Step 5: Double check with your health insurance company

Review your policy regarding how long you can expect before your insurer will review and issue a decision on your appeal. After this time, or if in doubt, contact your insurance company to check the status of your appeal.

Step 6: File an external review appeal if needed

If your internal review appeal was denied and your request remains unapproved, consider filing an external review appeal. This must be filed within four months of the date you received a final decision or notice from your insurer that your claim has been denied.

Ask your insurer how to officially file an external review.

Step 7: Contact your state

If you’ve run out of appeals with the insurer, contact your insurance department, attorney general’s office, or your state’s consumer affairs office. States can help you with an external complaint denial review.

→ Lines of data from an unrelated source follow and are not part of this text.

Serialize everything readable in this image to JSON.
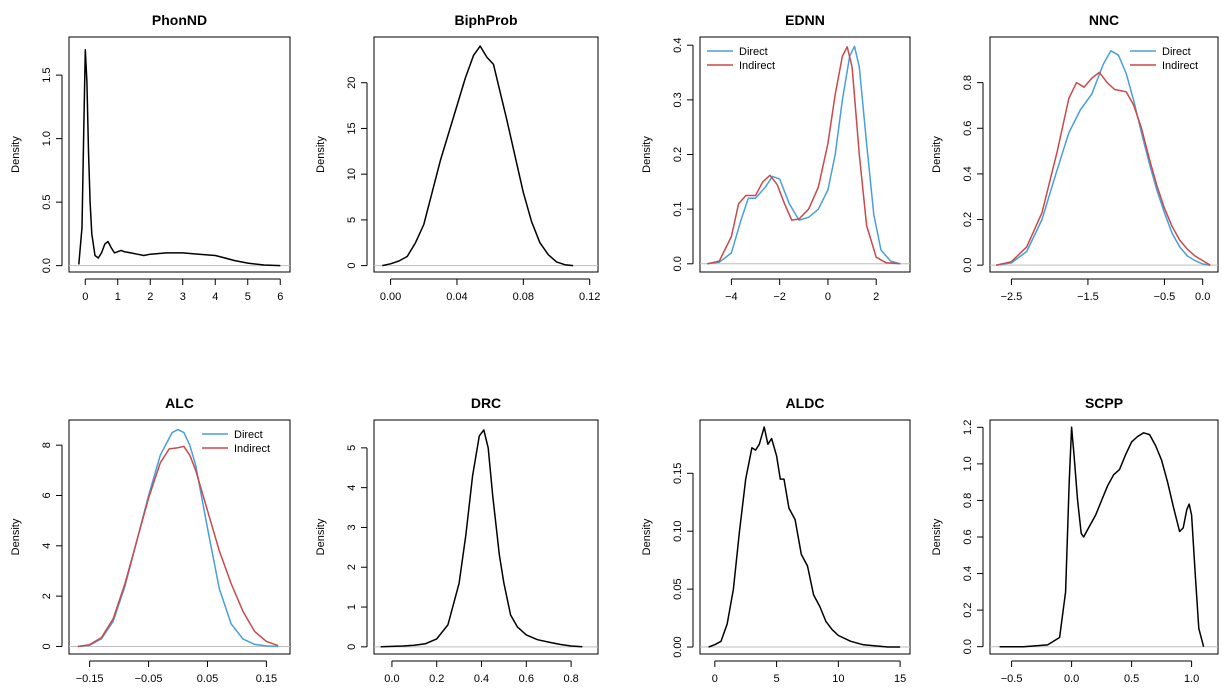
{
  "chart_data": [
    {
      "type": "line",
      "title": "PhonND",
      "ylabel": "Density",
      "xlim": [
        -0.5,
        6.3
      ],
      "ylim": [
        -0.05,
        1.8
      ],
      "xticks": [
        0,
        1,
        2,
        3,
        4,
        5,
        6
      ],
      "xtick_labels": [
        "0",
        "1",
        "2",
        "3",
        "4",
        "5",
        "6"
      ],
      "yticks": [
        0.0,
        0.5,
        1.0,
        1.5
      ],
      "ytick_labels": [
        "0.0",
        "0.5",
        "1.0",
        "1.5"
      ],
      "legend": false,
      "series": [
        {
          "color": "#000000",
          "x": [
            -0.2,
            -0.1,
            -0.05,
            0,
            0.05,
            0.1,
            0.15,
            0.2,
            0.3,
            0.4,
            0.5,
            0.6,
            0.7,
            0.8,
            0.9,
            1.0,
            1.1,
            1.2,
            1.4,
            1.6,
            1.8,
            2.0,
            2.5,
            3.0,
            3.5,
            4.0,
            4.3,
            4.6,
            5.0,
            5.5,
            6.0
          ],
          "y": [
            0.01,
            0.3,
            1.0,
            1.7,
            1.45,
            0.9,
            0.5,
            0.25,
            0.08,
            0.06,
            0.1,
            0.17,
            0.19,
            0.14,
            0.1,
            0.11,
            0.12,
            0.11,
            0.1,
            0.09,
            0.08,
            0.09,
            0.1,
            0.1,
            0.09,
            0.08,
            0.06,
            0.04,
            0.02,
            0.005,
            0.0
          ]
        }
      ]
    },
    {
      "type": "line",
      "title": "BiphProb",
      "ylabel": "Density",
      "xlim": [
        -0.01,
        0.125
      ],
      "ylim": [
        -0.7,
        25
      ],
      "xticks": [
        0.0,
        0.04,
        0.08,
        0.12
      ],
      "xtick_labels": [
        "0.00",
        "0.04",
        "0.08",
        "0.12"
      ],
      "yticks": [
        0,
        5,
        10,
        15,
        20
      ],
      "ytick_labels": [
        "0",
        "5",
        "10",
        "15",
        "20"
      ],
      "legend": false,
      "series": [
        {
          "color": "#000000",
          "x": [
            -0.005,
            0.0,
            0.005,
            0.01,
            0.015,
            0.02,
            0.025,
            0.03,
            0.035,
            0.04,
            0.045,
            0.05,
            0.054,
            0.058,
            0.062,
            0.066,
            0.07,
            0.075,
            0.08,
            0.085,
            0.09,
            0.095,
            0.1,
            0.105,
            0.11
          ],
          "y": [
            0.0,
            0.2,
            0.5,
            1.0,
            2.5,
            4.5,
            8.0,
            11.5,
            14.5,
            17.5,
            20.5,
            23.0,
            24.0,
            22.8,
            22.0,
            19.0,
            16.0,
            12.0,
            8.0,
            4.8,
            2.5,
            1.2,
            0.4,
            0.1,
            0.0
          ]
        }
      ]
    },
    {
      "type": "line",
      "title": "EDNN",
      "ylabel": "Density",
      "xlim": [
        -5.3,
        3.4
      ],
      "ylim": [
        -0.015,
        0.415
      ],
      "xticks": [
        -4,
        -2,
        0,
        2
      ],
      "xtick_labels": [
        "−4",
        "−2",
        "0",
        "2"
      ],
      "yticks": [
        0.0,
        0.1,
        0.2,
        0.3,
        0.4
      ],
      "ytick_labels": [
        "0.0",
        "0.1",
        "0.2",
        "0.3",
        "0.4"
      ],
      "legend": true,
      "legend_position": "top-left",
      "series": [
        {
          "name": "Direct",
          "color": "#4a9fd8",
          "x": [
            -5.0,
            -4.5,
            -4.0,
            -3.6,
            -3.3,
            -3.0,
            -2.6,
            -2.3,
            -2.0,
            -1.6,
            -1.2,
            -0.8,
            -0.4,
            0.0,
            0.3,
            0.6,
            0.9,
            1.1,
            1.3,
            1.6,
            1.9,
            2.2,
            2.6,
            3.0
          ],
          "y": [
            0.0,
            0.003,
            0.02,
            0.08,
            0.12,
            0.12,
            0.14,
            0.16,
            0.155,
            0.11,
            0.08,
            0.085,
            0.1,
            0.135,
            0.2,
            0.3,
            0.38,
            0.398,
            0.36,
            0.22,
            0.09,
            0.025,
            0.005,
            0.0
          ]
        },
        {
          "name": "Indirect",
          "color": "#c94a4a",
          "x": [
            -5.0,
            -4.5,
            -4.0,
            -3.7,
            -3.4,
            -3.0,
            -2.7,
            -2.4,
            -2.1,
            -1.8,
            -1.5,
            -1.2,
            -0.8,
            -0.4,
            0.0,
            0.3,
            0.6,
            0.8,
            1.0,
            1.3,
            1.6,
            2.0,
            2.4,
            3.0
          ],
          "y": [
            0.0,
            0.005,
            0.05,
            0.11,
            0.125,
            0.125,
            0.15,
            0.162,
            0.145,
            0.11,
            0.08,
            0.082,
            0.1,
            0.14,
            0.22,
            0.31,
            0.38,
            0.397,
            0.36,
            0.2,
            0.07,
            0.012,
            0.002,
            0.0
          ]
        }
      ]
    },
    {
      "type": "line",
      "title": "NNC",
      "ylabel": "Density",
      "xlim": [
        -2.78,
        0.2
      ],
      "ylim": [
        -0.03,
        1.0
      ],
      "xticks": [
        -2.5,
        -1.5,
        -0.5,
        0.0
      ],
      "xtick_labels": [
        "−2.5",
        "−1.5",
        "−0.5",
        "0.0"
      ],
      "yticks": [
        0.0,
        0.2,
        0.4,
        0.6,
        0.8
      ],
      "ytick_labels": [
        "0.0",
        "0.2",
        "0.4",
        "0.6",
        "0.8"
      ],
      "legend": true,
      "legend_position": "top-right",
      "series": [
        {
          "name": "Direct",
          "color": "#4a9fd8",
          "x": [
            -2.7,
            -2.5,
            -2.3,
            -2.1,
            -1.9,
            -1.75,
            -1.6,
            -1.45,
            -1.3,
            -1.2,
            -1.1,
            -1.0,
            -0.9,
            -0.8,
            -0.7,
            -0.6,
            -0.5,
            -0.4,
            -0.3,
            -0.2,
            -0.1,
            0.0,
            0.1
          ],
          "y": [
            0.0,
            0.01,
            0.06,
            0.2,
            0.42,
            0.58,
            0.68,
            0.75,
            0.88,
            0.94,
            0.92,
            0.84,
            0.72,
            0.58,
            0.45,
            0.33,
            0.23,
            0.14,
            0.08,
            0.04,
            0.02,
            0.005,
            0.0
          ]
        },
        {
          "name": "Indirect",
          "color": "#c94a4a",
          "x": [
            -2.7,
            -2.5,
            -2.3,
            -2.1,
            -1.9,
            -1.75,
            -1.65,
            -1.55,
            -1.45,
            -1.35,
            -1.25,
            -1.15,
            -1.0,
            -0.9,
            -0.8,
            -0.7,
            -0.6,
            -0.5,
            -0.4,
            -0.3,
            -0.2,
            -0.1,
            0.0,
            0.1
          ],
          "y": [
            0.0,
            0.015,
            0.08,
            0.23,
            0.5,
            0.73,
            0.8,
            0.78,
            0.82,
            0.845,
            0.8,
            0.77,
            0.76,
            0.7,
            0.6,
            0.47,
            0.35,
            0.25,
            0.17,
            0.11,
            0.07,
            0.04,
            0.02,
            0.0
          ]
        }
      ]
    },
    {
      "type": "line",
      "title": "ALC",
      "ylabel": "Density",
      "xlim": [
        -0.185,
        0.19
      ],
      "ylim": [
        -0.3,
        9.0
      ],
      "xticks": [
        -0.15,
        -0.05,
        0.05,
        0.15
      ],
      "xtick_labels": [
        "−0.15",
        "−0.05",
        "0.05",
        "0.15"
      ],
      "yticks": [
        0,
        2,
        4,
        6,
        8
      ],
      "ytick_labels": [
        "0",
        "2",
        "4",
        "6",
        "8"
      ],
      "legend": true,
      "legend_position": "top-right",
      "series": [
        {
          "name": "Direct",
          "color": "#4a9fd8",
          "x": [
            -0.17,
            -0.15,
            -0.13,
            -0.11,
            -0.09,
            -0.07,
            -0.05,
            -0.03,
            -0.01,
            0.0,
            0.01,
            0.02,
            0.03,
            0.05,
            0.07,
            0.09,
            0.11,
            0.13,
            0.15,
            0.17
          ],
          "y": [
            0.0,
            0.05,
            0.3,
            1.0,
            2.4,
            4.2,
            6.0,
            7.6,
            8.5,
            8.62,
            8.5,
            8.0,
            7.2,
            4.7,
            2.3,
            0.9,
            0.3,
            0.08,
            0.02,
            0.0
          ]
        },
        {
          "name": "Indirect",
          "color": "#c94a4a",
          "x": [
            -0.17,
            -0.15,
            -0.13,
            -0.11,
            -0.09,
            -0.07,
            -0.05,
            -0.03,
            -0.015,
            0.0,
            0.01,
            0.02,
            0.03,
            0.05,
            0.07,
            0.09,
            0.11,
            0.13,
            0.15,
            0.17
          ],
          "y": [
            0.0,
            0.07,
            0.35,
            1.1,
            2.5,
            4.2,
            5.9,
            7.3,
            7.85,
            7.9,
            7.95,
            7.6,
            7.0,
            5.4,
            3.8,
            2.5,
            1.4,
            0.6,
            0.2,
            0.03
          ]
        }
      ]
    },
    {
      "type": "line",
      "title": "DRC",
      "ylabel": "Density",
      "xlim": [
        -0.08,
        0.92
      ],
      "ylim": [
        -0.18,
        5.7
      ],
      "xticks": [
        0.0,
        0.2,
        0.4,
        0.6,
        0.8
      ],
      "xtick_labels": [
        "0.0",
        "0.2",
        "0.4",
        "0.6",
        "0.8"
      ],
      "yticks": [
        0,
        1,
        2,
        3,
        4,
        5
      ],
      "ytick_labels": [
        "0",
        "1",
        "2",
        "3",
        "4",
        "5"
      ],
      "legend": false,
      "series": [
        {
          "color": "#000000",
          "x": [
            -0.05,
            0.0,
            0.05,
            0.1,
            0.15,
            0.2,
            0.25,
            0.3,
            0.33,
            0.36,
            0.39,
            0.41,
            0.43,
            0.45,
            0.48,
            0.5,
            0.53,
            0.56,
            0.6,
            0.65,
            0.7,
            0.75,
            0.8,
            0.85
          ],
          "y": [
            0.0,
            0.01,
            0.02,
            0.04,
            0.08,
            0.2,
            0.55,
            1.6,
            2.8,
            4.3,
            5.3,
            5.45,
            5.0,
            3.8,
            2.3,
            1.6,
            0.8,
            0.5,
            0.3,
            0.18,
            0.12,
            0.06,
            0.02,
            0.0
          ]
        }
      ]
    },
    {
      "type": "line",
      "title": "ALDC",
      "ylabel": "Density",
      "xlim": [
        -1.2,
        15.8
      ],
      "ylim": [
        -0.006,
        0.196
      ],
      "xticks": [
        0,
        5,
        10,
        15
      ],
      "xtick_labels": [
        "0",
        "5",
        "10",
        "15"
      ],
      "yticks": [
        0.0,
        0.05,
        0.1,
        0.15
      ],
      "ytick_labels": [
        "0.00",
        "0.05",
        "0.10",
        "0.15"
      ],
      "legend": false,
      "series": [
        {
          "color": "#000000",
          "x": [
            -0.5,
            0.0,
            0.5,
            1.0,
            1.5,
            2.0,
            2.5,
            3.0,
            3.3,
            3.6,
            4.0,
            4.3,
            4.6,
            5.0,
            5.3,
            5.6,
            6.0,
            6.5,
            7.0,
            7.5,
            8.0,
            8.5,
            9.0,
            9.5,
            10.0,
            11.0,
            12.0,
            13.0,
            14.0,
            15.0
          ],
          "y": [
            0.0,
            0.002,
            0.005,
            0.02,
            0.05,
            0.1,
            0.145,
            0.172,
            0.17,
            0.175,
            0.19,
            0.175,
            0.18,
            0.165,
            0.145,
            0.145,
            0.12,
            0.11,
            0.08,
            0.07,
            0.045,
            0.035,
            0.022,
            0.015,
            0.01,
            0.005,
            0.002,
            0.001,
            0.0,
            0.0
          ]
        }
      ]
    },
    {
      "type": "line",
      "title": "SCPP",
      "ylabel": "Density",
      "xlim": [
        -0.68,
        1.22
      ],
      "ylim": [
        -0.04,
        1.24
      ],
      "xticks": [
        -0.5,
        0.0,
        0.5,
        1.0
      ],
      "xtick_labels": [
        "−0.5",
        "0.0",
        "0.5",
        "1.0"
      ],
      "yticks": [
        0.0,
        0.2,
        0.4,
        0.6,
        0.8,
        1.0,
        1.2
      ],
      "ytick_labels": [
        "0.0",
        "0.2",
        "0.4",
        "0.6",
        "0.8",
        "1.0",
        "1.2"
      ],
      "legend": false,
      "series": [
        {
          "color": "#000000",
          "x": [
            -0.6,
            -0.4,
            -0.2,
            -0.1,
            -0.05,
            -0.02,
            0.0,
            0.02,
            0.05,
            0.08,
            0.1,
            0.15,
            0.2,
            0.25,
            0.3,
            0.35,
            0.4,
            0.45,
            0.5,
            0.55,
            0.6,
            0.65,
            0.7,
            0.75,
            0.8,
            0.85,
            0.9,
            0.93,
            0.96,
            0.98,
            1.0,
            1.03,
            1.06,
            1.1
          ],
          "y": [
            0.0,
            0.0,
            0.01,
            0.05,
            0.3,
            0.9,
            1.2,
            1.05,
            0.8,
            0.62,
            0.6,
            0.66,
            0.72,
            0.8,
            0.88,
            0.94,
            0.97,
            1.05,
            1.12,
            1.15,
            1.17,
            1.16,
            1.1,
            1.02,
            0.9,
            0.76,
            0.63,
            0.65,
            0.75,
            0.78,
            0.72,
            0.4,
            0.1,
            0.0
          ]
        }
      ]
    }
  ]
}
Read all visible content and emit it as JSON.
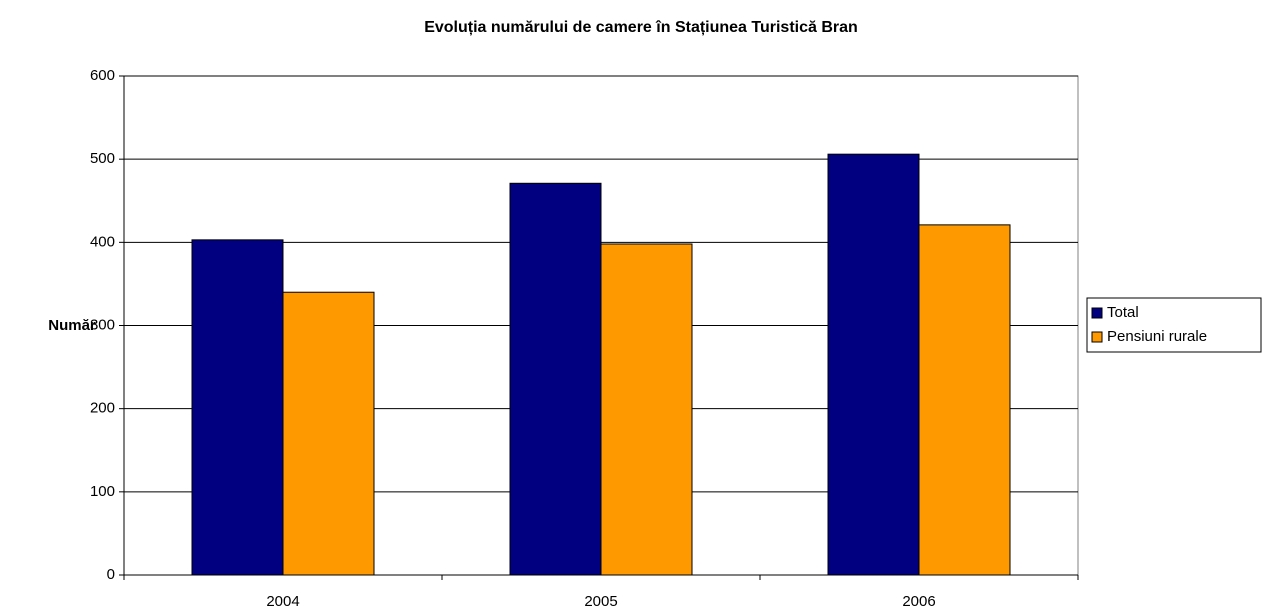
{
  "chart_data": {
    "type": "bar",
    "title": "Evoluția numărului de camere în Stațiunea Turistică Bran",
    "y_label": "Număr",
    "categories": [
      "2004",
      "2005",
      "2006"
    ],
    "series": [
      {
        "name": "Total",
        "color": "#000080",
        "values": [
          403,
          471,
          506
        ]
      },
      {
        "name": "Pensiuni rurale",
        "color": "#ff9900",
        "values": [
          340,
          398,
          421
        ]
      }
    ],
    "ylim": [
      0,
      600
    ],
    "yticks": [
      0,
      100,
      200,
      300,
      400,
      500,
      600
    ],
    "grid": true,
    "legend": "right"
  }
}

How long can you appeal against a denial of a complaint?

You have a maximum of six months (180 days) to file an internal appeal after learning that the complaint has been rejected.

If you make a written request for an external review, this must be done within four months of the date you received a notice or a final determination from your insurer that your request was rejected.

How long does it take for a health insurance company to decide on a denied claim?

While the timeline may vary depending on the laws in your state, after filing an appeal you should expect to get an appeal response or decision within:

  • 30 days if your internal appeal is about a service you haven’t received yet
  • 60 days if your internal appeal is for a service you have already received
  • 45 days for standard external reviews
  • 72 hours for expedited external reviews
  • 7 calendar days for experimental or experimental treatments or services requested

What is the law without surprises?

Congress passed the No Surprises Act which went into effect in January 2022.

The legislation sought to reduce the sting of surprise medical bills for group health insurance and individual health insurance plans. The No Surprises Act prohibits:

  • Surprise bills for emergency services from an off-grid provider or facility and without prior authorization
  • Offline cost sharing, including copay and coinsurance, for emergency services and some non-emergency services
  • Off-network bills and balance for supplemental care, including anesthesia, from off-network providers working in an in-network facility

Legislation means that you will not be liable for these types of common charges that lead to surprise medical bills. You still have to pay the normal internal network costs, but the health care provider and the health insurance company must negotiate the payment for the applicable surprise medical bills. They may need to go through an independent dispute resolution process if they can’t reach an agreement, but you as a member won’t be interested.